Olivaison: chronique d’une mémorable journée de bonheur

Olivaison: chronique d’une mémorable journée de bonheur

Par Abdellaziz Ben Jebria - J’aime l’hiver pour ses longues nuits de veilles familiales, pour ses courtes journées intensément occupantes mais légèrement fatigantes, pour ses délicieuses clémentines et mandarines richement vitaminées et énergisantes, et pour ses plats chauds fibreux de choux vert et de feuilles de navets qui chauffent le corps complaignant et qui calment l’estomac ronronnant. J’aime aussi l’hiver pour la joliesse de ses oliveraies chaleureusement accueillantes et bellement verdoyantes. Et j’aime surtout l’hiver pour la joyeuse ambiance de la cueillette enchantante qui annonce la bienvenue à la saison fêtarde de l’olivaison.

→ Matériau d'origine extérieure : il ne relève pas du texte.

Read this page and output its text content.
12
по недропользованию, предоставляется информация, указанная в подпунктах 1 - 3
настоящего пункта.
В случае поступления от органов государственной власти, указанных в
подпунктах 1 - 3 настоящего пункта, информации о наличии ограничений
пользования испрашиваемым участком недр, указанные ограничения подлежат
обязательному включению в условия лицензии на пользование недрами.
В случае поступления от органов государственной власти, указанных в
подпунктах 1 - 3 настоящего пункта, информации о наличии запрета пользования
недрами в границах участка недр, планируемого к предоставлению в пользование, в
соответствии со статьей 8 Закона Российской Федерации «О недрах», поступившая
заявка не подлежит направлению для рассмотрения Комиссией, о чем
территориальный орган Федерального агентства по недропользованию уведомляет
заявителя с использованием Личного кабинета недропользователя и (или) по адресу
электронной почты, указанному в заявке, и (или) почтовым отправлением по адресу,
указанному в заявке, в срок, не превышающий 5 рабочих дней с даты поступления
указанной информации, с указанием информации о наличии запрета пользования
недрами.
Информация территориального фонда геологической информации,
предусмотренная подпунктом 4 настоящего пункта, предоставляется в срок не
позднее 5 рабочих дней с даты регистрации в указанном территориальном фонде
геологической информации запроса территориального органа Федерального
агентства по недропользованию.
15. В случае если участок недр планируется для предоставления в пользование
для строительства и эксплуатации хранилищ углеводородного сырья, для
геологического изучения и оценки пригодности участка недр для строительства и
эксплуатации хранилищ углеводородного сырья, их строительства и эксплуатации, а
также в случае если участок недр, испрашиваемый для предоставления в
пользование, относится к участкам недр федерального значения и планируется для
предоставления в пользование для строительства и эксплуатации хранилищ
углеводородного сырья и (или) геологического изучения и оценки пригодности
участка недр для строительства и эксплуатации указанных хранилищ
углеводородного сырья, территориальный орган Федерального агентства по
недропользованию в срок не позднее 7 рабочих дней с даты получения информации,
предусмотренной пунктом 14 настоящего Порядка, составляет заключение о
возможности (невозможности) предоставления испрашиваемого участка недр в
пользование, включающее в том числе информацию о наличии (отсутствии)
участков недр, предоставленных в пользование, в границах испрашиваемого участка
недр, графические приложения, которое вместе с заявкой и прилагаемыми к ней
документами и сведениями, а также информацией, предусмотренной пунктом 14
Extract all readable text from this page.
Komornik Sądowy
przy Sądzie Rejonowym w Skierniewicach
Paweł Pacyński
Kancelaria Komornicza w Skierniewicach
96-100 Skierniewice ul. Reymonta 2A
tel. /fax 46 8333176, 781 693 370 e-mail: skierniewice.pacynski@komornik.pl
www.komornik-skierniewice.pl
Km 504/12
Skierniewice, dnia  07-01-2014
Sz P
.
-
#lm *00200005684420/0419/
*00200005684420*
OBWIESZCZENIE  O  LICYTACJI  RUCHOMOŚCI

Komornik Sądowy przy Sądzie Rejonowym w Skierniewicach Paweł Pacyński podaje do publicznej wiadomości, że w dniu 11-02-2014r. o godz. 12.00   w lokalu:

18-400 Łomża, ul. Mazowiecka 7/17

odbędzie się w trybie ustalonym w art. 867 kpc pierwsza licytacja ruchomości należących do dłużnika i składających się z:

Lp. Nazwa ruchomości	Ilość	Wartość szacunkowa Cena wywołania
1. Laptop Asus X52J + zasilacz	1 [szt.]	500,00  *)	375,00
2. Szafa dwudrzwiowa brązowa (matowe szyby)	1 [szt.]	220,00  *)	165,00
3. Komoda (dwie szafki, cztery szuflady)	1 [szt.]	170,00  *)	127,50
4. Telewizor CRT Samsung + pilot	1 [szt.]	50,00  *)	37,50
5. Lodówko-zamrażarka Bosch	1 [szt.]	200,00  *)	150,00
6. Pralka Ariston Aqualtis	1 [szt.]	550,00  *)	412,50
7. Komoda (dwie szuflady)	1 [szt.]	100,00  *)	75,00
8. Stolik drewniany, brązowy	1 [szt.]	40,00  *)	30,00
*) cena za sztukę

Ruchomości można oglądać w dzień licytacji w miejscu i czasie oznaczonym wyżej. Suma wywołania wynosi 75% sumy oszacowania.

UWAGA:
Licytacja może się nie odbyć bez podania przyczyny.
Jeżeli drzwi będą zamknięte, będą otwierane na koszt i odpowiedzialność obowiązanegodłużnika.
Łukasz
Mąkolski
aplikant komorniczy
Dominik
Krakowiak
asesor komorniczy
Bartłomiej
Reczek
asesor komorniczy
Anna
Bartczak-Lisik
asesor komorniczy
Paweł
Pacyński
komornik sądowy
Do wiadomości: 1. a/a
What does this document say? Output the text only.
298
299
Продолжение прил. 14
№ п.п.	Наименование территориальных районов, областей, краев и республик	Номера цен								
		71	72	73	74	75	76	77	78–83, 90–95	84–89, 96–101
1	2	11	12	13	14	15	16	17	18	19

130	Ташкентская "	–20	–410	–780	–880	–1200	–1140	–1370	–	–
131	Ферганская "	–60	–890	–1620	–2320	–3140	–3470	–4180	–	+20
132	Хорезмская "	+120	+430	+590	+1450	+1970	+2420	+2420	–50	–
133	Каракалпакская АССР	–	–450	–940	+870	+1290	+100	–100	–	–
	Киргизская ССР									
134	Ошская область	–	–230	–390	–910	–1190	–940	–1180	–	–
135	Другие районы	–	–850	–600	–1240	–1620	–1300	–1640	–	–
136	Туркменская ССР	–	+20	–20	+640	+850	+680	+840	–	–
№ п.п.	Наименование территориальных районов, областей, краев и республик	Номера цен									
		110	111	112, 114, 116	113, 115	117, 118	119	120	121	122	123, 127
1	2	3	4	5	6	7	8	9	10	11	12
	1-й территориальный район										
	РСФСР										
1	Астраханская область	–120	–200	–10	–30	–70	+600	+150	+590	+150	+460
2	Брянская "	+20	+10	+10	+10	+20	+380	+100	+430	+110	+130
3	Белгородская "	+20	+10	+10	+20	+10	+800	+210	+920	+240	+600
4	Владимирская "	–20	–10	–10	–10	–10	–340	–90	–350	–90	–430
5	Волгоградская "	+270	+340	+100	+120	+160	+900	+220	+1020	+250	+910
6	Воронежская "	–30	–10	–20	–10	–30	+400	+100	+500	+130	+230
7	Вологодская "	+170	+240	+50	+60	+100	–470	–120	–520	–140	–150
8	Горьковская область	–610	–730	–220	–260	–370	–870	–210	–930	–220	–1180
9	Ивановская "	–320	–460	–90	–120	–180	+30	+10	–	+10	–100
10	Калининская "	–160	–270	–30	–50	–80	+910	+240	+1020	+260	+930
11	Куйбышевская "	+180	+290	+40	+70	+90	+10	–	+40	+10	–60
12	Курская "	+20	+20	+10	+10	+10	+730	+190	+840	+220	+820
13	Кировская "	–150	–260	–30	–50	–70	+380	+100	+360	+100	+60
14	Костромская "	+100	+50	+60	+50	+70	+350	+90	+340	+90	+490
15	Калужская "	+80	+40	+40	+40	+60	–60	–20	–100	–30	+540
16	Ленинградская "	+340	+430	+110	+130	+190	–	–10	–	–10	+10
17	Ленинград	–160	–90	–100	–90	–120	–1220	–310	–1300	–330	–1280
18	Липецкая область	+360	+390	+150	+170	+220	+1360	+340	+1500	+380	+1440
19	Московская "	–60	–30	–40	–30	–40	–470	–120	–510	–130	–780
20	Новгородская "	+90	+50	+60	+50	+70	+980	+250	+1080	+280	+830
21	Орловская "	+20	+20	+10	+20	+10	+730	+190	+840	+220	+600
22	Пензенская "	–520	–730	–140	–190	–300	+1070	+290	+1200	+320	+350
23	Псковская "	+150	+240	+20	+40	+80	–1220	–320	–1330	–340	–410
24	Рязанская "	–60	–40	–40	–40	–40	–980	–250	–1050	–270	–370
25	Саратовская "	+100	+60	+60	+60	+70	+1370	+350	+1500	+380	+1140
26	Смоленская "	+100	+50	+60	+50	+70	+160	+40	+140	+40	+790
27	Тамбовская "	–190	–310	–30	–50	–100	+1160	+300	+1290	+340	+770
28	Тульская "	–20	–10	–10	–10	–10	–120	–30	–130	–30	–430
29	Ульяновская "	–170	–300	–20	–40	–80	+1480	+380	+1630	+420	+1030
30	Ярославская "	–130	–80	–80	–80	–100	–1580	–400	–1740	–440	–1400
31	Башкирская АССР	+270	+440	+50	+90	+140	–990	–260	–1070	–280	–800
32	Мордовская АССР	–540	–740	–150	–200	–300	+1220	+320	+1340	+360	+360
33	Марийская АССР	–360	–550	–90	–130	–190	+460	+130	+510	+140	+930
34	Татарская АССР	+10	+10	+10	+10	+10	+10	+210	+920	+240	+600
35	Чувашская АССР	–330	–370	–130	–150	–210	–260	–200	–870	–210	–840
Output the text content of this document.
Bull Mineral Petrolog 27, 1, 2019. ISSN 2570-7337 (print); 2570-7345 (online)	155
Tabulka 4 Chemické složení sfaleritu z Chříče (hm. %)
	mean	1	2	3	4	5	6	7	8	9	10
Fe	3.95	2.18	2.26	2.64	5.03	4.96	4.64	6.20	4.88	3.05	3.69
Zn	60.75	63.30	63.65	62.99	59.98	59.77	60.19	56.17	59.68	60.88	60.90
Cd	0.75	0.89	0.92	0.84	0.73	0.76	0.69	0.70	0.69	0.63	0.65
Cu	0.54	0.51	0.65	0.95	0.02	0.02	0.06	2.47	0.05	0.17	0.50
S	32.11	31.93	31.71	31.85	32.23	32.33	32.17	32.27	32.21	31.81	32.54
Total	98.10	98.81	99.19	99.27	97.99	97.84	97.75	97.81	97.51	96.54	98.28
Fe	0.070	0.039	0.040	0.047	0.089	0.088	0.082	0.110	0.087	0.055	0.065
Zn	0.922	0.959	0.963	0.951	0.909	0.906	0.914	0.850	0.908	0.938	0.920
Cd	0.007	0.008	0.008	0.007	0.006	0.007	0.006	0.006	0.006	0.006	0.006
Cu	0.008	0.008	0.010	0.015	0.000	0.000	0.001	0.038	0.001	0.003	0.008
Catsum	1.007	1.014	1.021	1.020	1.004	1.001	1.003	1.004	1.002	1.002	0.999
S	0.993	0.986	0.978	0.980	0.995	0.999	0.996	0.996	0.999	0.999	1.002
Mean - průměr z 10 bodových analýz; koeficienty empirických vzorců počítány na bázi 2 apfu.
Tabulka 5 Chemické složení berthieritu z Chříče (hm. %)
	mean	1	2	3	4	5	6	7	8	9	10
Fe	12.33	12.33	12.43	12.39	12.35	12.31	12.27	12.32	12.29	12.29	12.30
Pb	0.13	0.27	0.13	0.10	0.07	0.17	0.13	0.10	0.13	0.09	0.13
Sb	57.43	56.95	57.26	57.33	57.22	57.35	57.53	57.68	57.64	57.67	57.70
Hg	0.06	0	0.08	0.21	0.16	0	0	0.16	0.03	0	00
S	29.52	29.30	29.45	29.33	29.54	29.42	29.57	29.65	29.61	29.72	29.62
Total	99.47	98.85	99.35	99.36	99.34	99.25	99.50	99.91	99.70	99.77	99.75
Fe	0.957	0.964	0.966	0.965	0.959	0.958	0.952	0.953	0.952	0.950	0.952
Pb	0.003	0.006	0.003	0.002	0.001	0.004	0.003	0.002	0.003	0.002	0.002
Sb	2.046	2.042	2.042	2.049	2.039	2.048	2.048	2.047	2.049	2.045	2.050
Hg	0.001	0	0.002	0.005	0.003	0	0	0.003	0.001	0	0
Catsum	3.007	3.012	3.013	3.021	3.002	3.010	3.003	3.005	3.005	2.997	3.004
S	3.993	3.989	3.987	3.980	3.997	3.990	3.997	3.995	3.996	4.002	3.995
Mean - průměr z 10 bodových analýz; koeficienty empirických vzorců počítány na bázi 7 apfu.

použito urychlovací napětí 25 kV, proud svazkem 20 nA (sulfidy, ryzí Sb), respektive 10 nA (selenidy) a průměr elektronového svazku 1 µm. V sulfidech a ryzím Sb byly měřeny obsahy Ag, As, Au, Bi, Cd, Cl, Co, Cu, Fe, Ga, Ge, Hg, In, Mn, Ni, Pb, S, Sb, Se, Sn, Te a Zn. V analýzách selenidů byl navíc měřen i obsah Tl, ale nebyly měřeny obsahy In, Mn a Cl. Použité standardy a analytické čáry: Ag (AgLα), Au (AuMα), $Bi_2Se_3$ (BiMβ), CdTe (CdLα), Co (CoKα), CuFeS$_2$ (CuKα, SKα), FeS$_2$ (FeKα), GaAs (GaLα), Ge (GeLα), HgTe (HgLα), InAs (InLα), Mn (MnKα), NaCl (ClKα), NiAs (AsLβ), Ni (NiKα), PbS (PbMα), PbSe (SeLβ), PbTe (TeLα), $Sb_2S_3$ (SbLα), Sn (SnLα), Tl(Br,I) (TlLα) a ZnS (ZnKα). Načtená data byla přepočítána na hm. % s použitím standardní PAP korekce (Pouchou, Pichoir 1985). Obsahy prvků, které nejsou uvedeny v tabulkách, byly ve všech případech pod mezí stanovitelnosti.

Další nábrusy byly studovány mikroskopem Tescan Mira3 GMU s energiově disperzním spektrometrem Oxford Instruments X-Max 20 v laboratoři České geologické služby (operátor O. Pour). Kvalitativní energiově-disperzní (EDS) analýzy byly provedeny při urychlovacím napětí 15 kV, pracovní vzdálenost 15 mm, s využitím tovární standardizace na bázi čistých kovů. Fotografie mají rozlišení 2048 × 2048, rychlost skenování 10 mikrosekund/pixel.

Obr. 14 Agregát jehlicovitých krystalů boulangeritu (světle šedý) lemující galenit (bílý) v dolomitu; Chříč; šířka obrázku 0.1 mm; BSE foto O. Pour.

Voilà pourquoi je déclare sans pudeur que je suis platoniquement un amoureux de l’olivier. J’admets sans hésitation que je suis fidèlement un addicté de la cueillette des olives. Et je confesse sans hantise que je suis gourmandement un consommateur optimal de l’huile d’olive; je pourrais même me contenter de vivre humblement avec du bon pain, bien cuit-croquant, trempé dans l’huile, et accompagné d’olives, noires ou vertes, légèrement salées. Quoi de plus simple pour le plaisir gustatif, et quoi de meilleur pour le bon soin de la santé?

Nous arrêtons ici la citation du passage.